Investors are mandated to make the money entrusted to them work. Keeping it in cash, earning near-zero rates of interest, would seem irresponsible to trustees and directors, especially as indices climbed higher early this year. Momentum carried them further throughout the quarter, especially some Asian benchmarks, and fundamental investors quickly found value in individual sectors and stocks.
But as our most recent poll as well as regular industry surveys reveal, strong markets are hardly supported by firm confidence about the health of the global economy, or a conviction that policymakers will prevent a Pandora’s Box of economic misery engulfing the world.
The European sovereign debt crisis prints fewer dramatic headlines now, but the underlying problems still fester and their stench might again resurface when the balm supplied by central bankers wears off. Doubts remain too about the recovery in the US, and every other data release from China sends shudders throughout the globe, raising fears of a hard-landing.

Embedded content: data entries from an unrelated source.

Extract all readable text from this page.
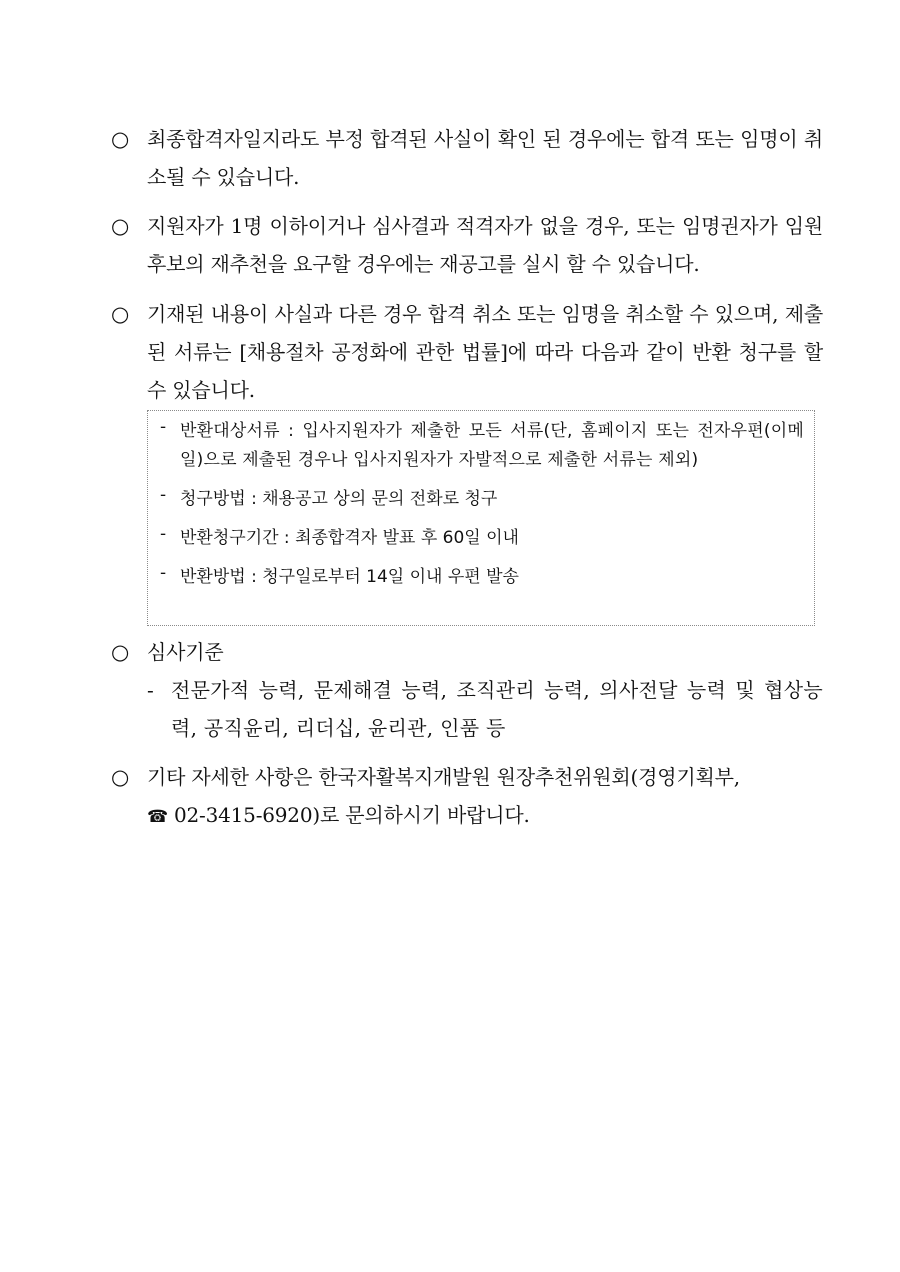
○ 최종합격자일지라도 부정 합격된 사실이 확인 된 경우에는 합격 또는 임명이 취소될 수 있습니다.

○ 지원자가 1명 이하이거나 심사결과 적격자가 없을 경우, 또는 임명권자가 임원 후보의 재추천을 요구할 경우에는 재공고를 실시 할 수 있습니다.

○ 기재된 내용이 사실과 다른 경우 합격 취소 또는 임명을 취소할 수 있으며, 제출된 서류는 [채용절차 공정화에 관한 법률]에 따라 다음과 같이 반환 청구를 할 수 있습니다.

- 반환대상서류 : 입사지원자가 제출한 모든 서류(단, 홈페이지 또는 전자우편(이메일)으로 제출된 경우나 입사지원자가 자발적으로 제출한 서류는 제외)
- 청구방법 : 채용공고 상의 문의 전화로 청구
- 반환청구기간 : 최종합격자 발표 후 60일 이내
- 반환방법 : 청구일로부터 14일 이내 우편 발송
○ 심사기준

- 전문가적 능력, 문제해결 능력, 조직관리 능력, 의사전달 능력 및 협상능력, 공직윤리, 리더십, 윤리관, 인품 등
○ 기타 자세한 사항은 한국자활복지개발원 원장추천위원회(경영기획부,
☎ 02-3415-6920)로 문의하시기 바랍니다.
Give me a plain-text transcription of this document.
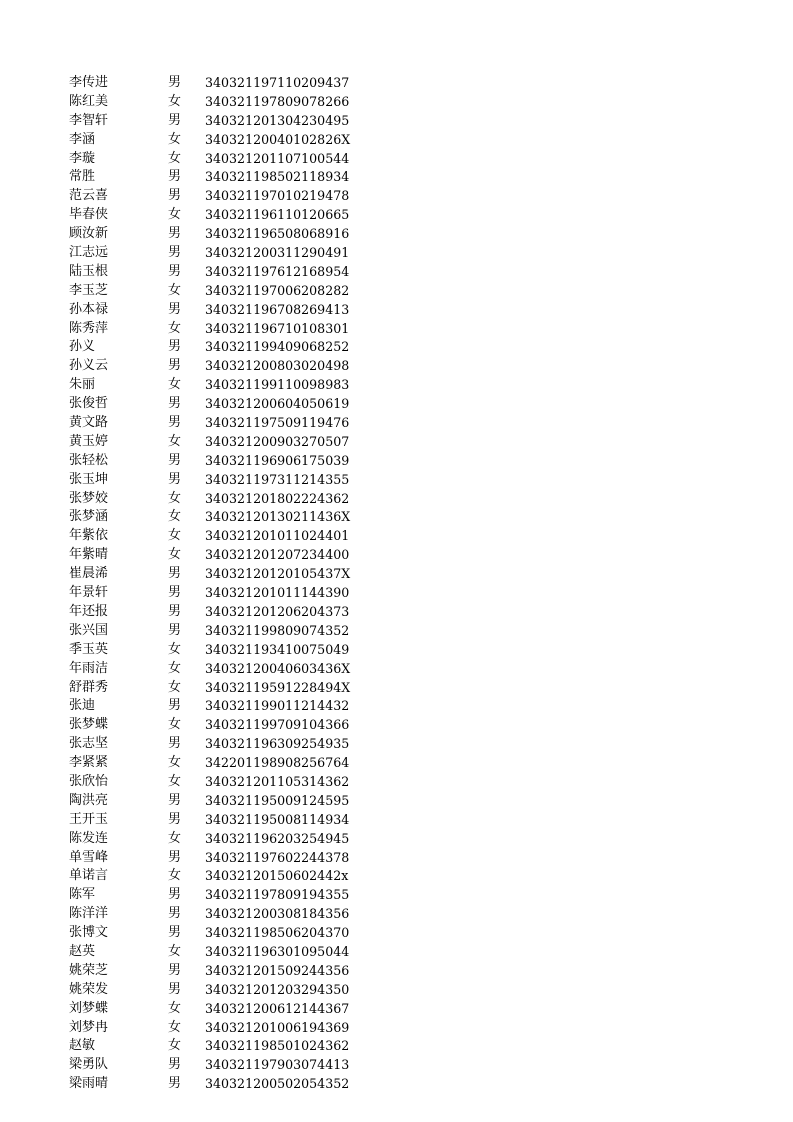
李传进	男 340321197110209437
陈红美	女 340321197809078266
李智轩	男 340321201304230495
李涵	女 34032120040102826X
李璇	女 340321201107100544
常胜	男 340321198502118934
范云喜	男 340321197010219478
毕春侠	女 340321196110120665
顾汝新	男 340321196508068916
江志远	男 340321200311290491
陆玉根	男 340321197612168954
李玉芝	女 340321197006208282
孙本禄	男 340321196708269413
陈秀萍	女 340321196710108301
孙义	男 340321199409068252
孙义云	男 340321200803020498
朱丽	女 340321199110098983
张俊哲	男 340321200604050619
黄文路	男 340321197509119476
黄玉婷	女 340321200903270507
张轻松	男 340321196906175039
张玉坤	男 340321197311214355
张梦姣	女 340321201802224362
张梦涵	女 34032120130211436X
年紫依	女 340321201011024401
年紫晴	女 340321201207234400
崔晨浠	男 34032120120105437X
年景轩	男 340321201011144390
年还报	男 340321201206204373
张兴国	男 340321199809074352
季玉英	女 340321193410075049
年雨洁	女 34032120040603436X
舒群秀	女 34032119591228494X
张迪	男 340321199011214432
张梦蝶	女 340321199709104366
张志坚	男 340321196309254935
李紧紧	女 342201198908256764
张欣怡	女 340321201105314362
陶洪亮	男 340321195009124595
王开玉	男 340321195008114934
陈发连	女 340321196203254945
单雪峰	男 340321197602244378
单诺言	女 34032120150602442x
陈军	男 340321197809194355
陈洋洋	男 340321200308184356
张博文	男 340321198506204370
赵英	女 340321196301095044
姚荣芝	男 340321201509244356
姚荣发	男 340321201203294350
刘梦蝶	女 340321200612144367
刘梦冉	女 340321201006194369
赵敏	女 340321198501024362
梁勇队	男 340321197903074413
梁雨晴	男 340321200502054352
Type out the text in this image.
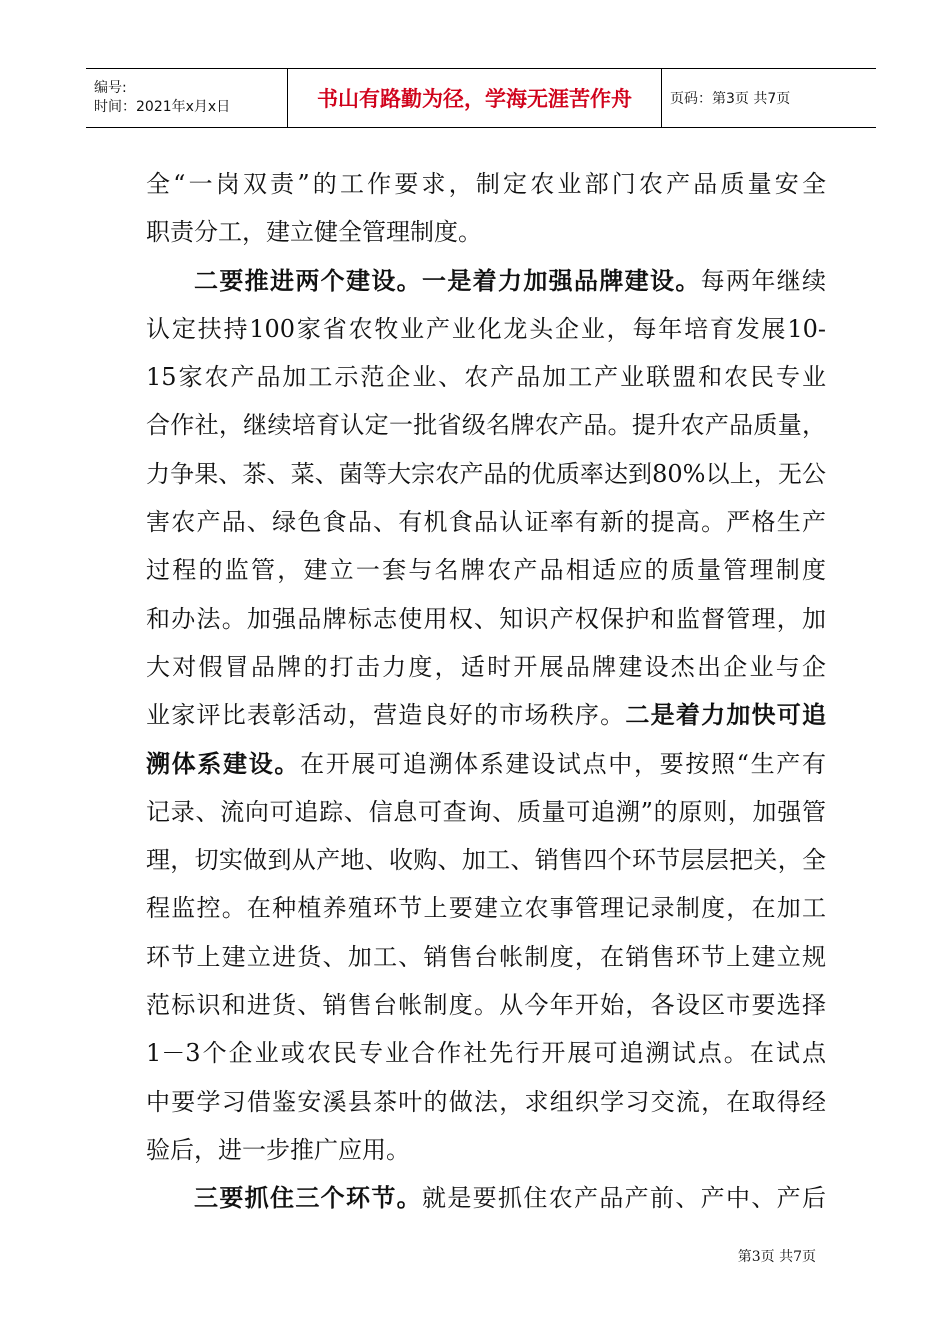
编号:
时间：2021年x月x日	书山有路勤为径，学海无涯苦作舟	页码：第3页 共7页
全“一岗双责”的工作要求，制定农业部门农产品质量安全
职责分工，建立健全管理制度。
二要推进两个建设。一是着力加强品牌建设。每两年继续
认定扶持100家省农牧业产业化龙头企业，每年培育发展10-
15家农产品加工示范企业、农产品加工产业联盟和农民专业
合作社，继续培育认定一批省级名牌农产品。提升农产品质量，
力争果、茶、菜、菌等大宗农产品的优质率达到80%以上，无公
害农产品、绿色食品、有机食品认证率有新的提高。严格生产
过程的监管，建立一套与名牌农产品相适应的质量管理制度
和办法。加强品牌标志使用权、知识产权保护和监督管理，加
大对假冒品牌的打击力度，适时开展品牌建设杰出企业与企
业家评比表彰活动，营造良好的市场秩序。二是着力加快可追
溯体系建设。在开展可追溯体系建设试点中，要按照“生产有
记录、流向可追踪、信息可查询、质量可追溯”的原则，加强管
理，切实做到从产地、收购、加工、销售四个环节层层把关，全
程监控。在种植养殖环节上要建立农事管理记录制度，在加工
环节上建立进货、加工、销售台帐制度，在销售环节上建立规
范标识和进货、销售台帐制度。从今年开始，各设区市要选择
1－3个企业或农民专业合作社先行开展可追溯试点。在试点
中要学习借鉴安溪县茶叶的做法，求组织学习交流，在取得经
验后，进一步推广应用。
三要抓住三个环节。就是要抓住农产品产前、产中、产后
第3页 共7页
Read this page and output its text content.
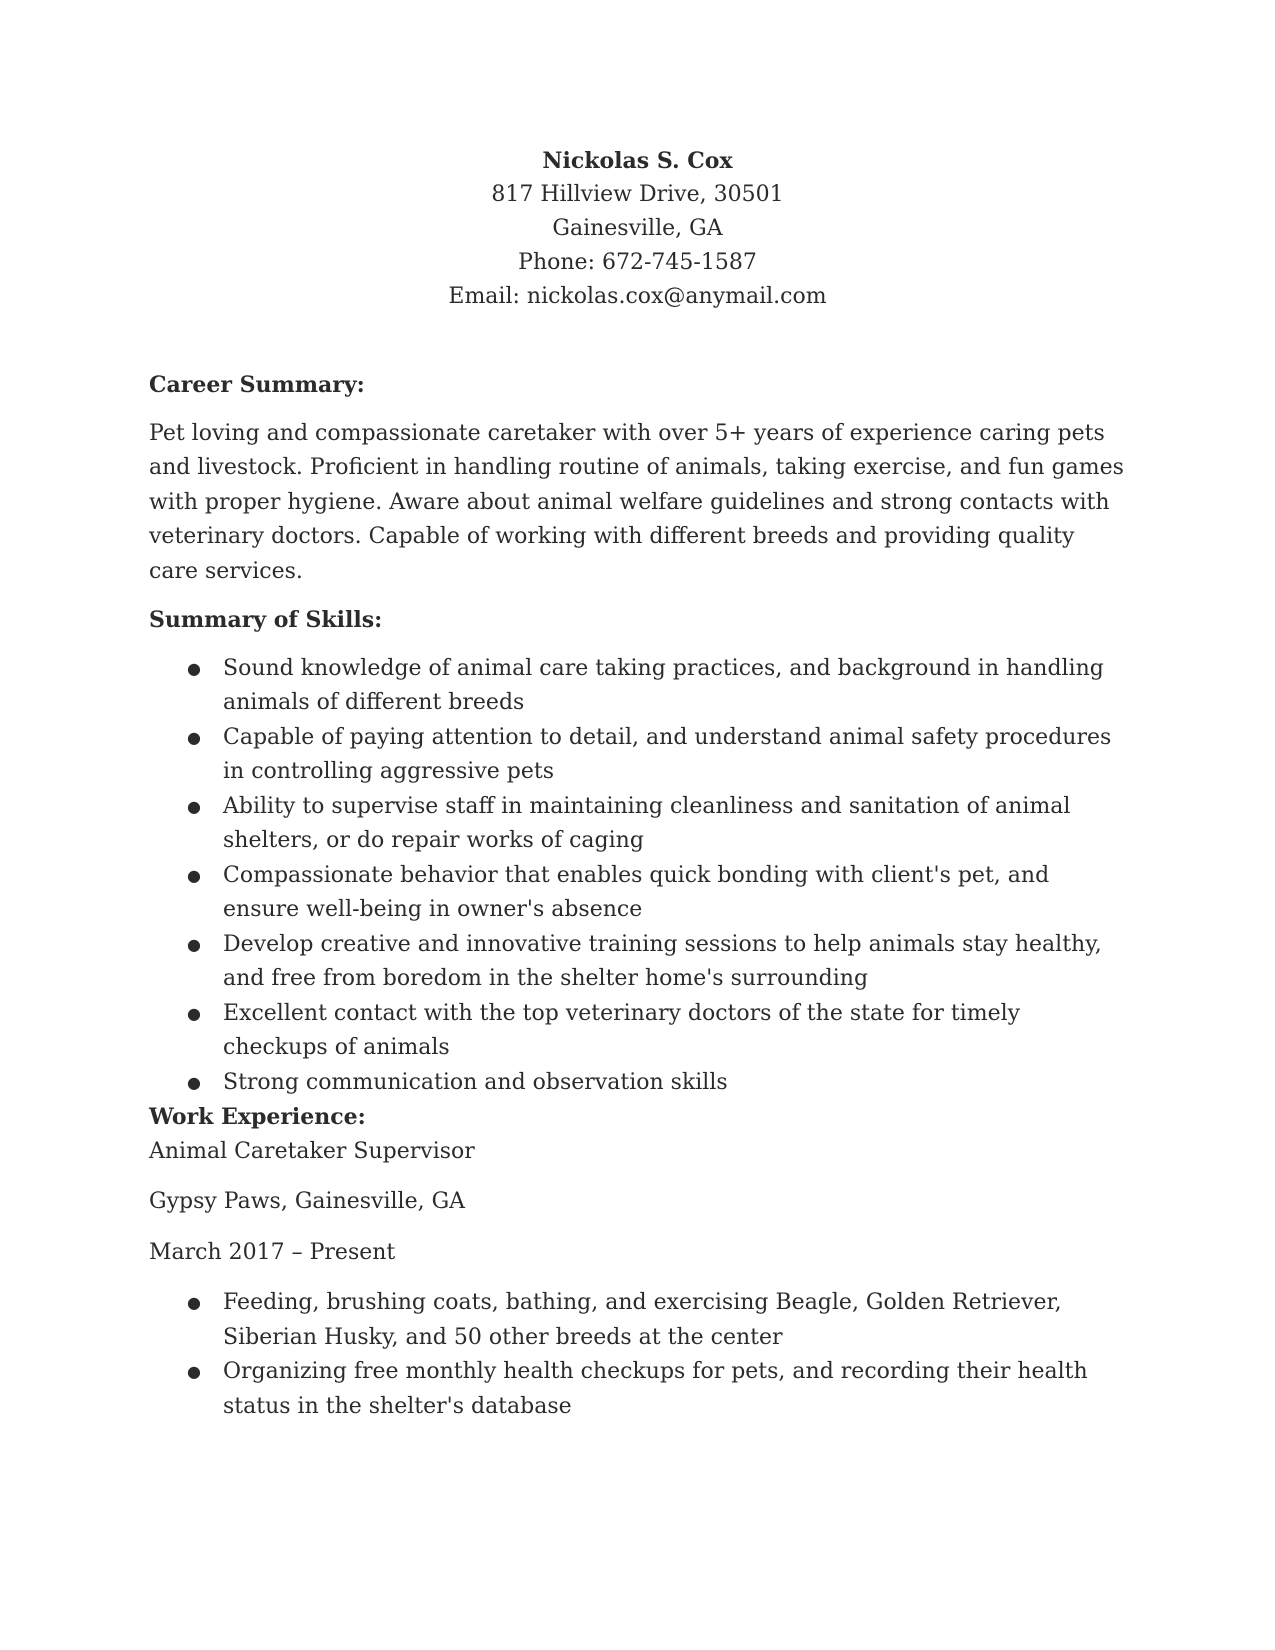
Nickolas S. Cox
817 Hillview Drive, 30501
Gainesville, GA
Phone: 672-745-1587
Email: nickolas.cox@anymail.com

Career Summary:

Pet loving and compassionate caretaker with over 5+ years of experience caring pets and livestock. Proficient in handling routine of animals, taking exercise, and fun games with proper hygiene. Aware about animal welfare guidelines and strong contacts with veterinary doctors. Capable of working with different breeds and providing quality care services.

Summary of Skills:

● Sound knowledge of animal care taking practices, and background in handling animals of different breeds
● Capable of paying attention to detail, and understand animal safety procedures in controlling aggressive pets
● Ability to supervise staff in maintaining cleanliness and sanitation of animal shelters, or do repair works of caging
● Compassionate behavior that enables quick bonding with client's pet, and ensure well-being in owner's absence
● Develop creative and innovative training sessions to help animals stay healthy, and free from boredom in the shelter home's surrounding
● Excellent contact with the top veterinary doctors of the state for timely checkups of animals
● Strong communication and observation skills

Work Experience:

Animal Caretaker Supervisor

Gypsy Paws, Gainesville, GA

March 2017 – Present

● Feeding, brushing coats, bathing, and exercising Beagle, Golden Retriever, Siberian Husky, and 50 other breeds at the center
● Organizing free monthly health checkups for pets, and recording their health status in the shelter's database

A little more than half (51%) of the respondents to our poll about the prospects for the world economy during the second quarter said they expect “continued uncertainty”. That means it could be bad or it could be good; they have no idea really.
Most likely, the world economy will maintain its confusing shape, characterised by a further deferring of those incisive actions demanded by strident commentators who can’t abide a state of limbo.
Alternatively, an indeterminate state might simply have to be endured, until the actions already taken by policymakers prove finally to have succeeded or failed.
Encouragingly, however, there are more sunny optimists than dismal pessimists. As many as 35% of respondents think there will be “continued improvement” in the global economy during the next three months, compared with just 14% who are battening down for a “turn for the worse”.
Perhaps in July fewer than 50% of our readers will be “uncertain” about the outlook for the following quarter. On the other hand, we’re not sure.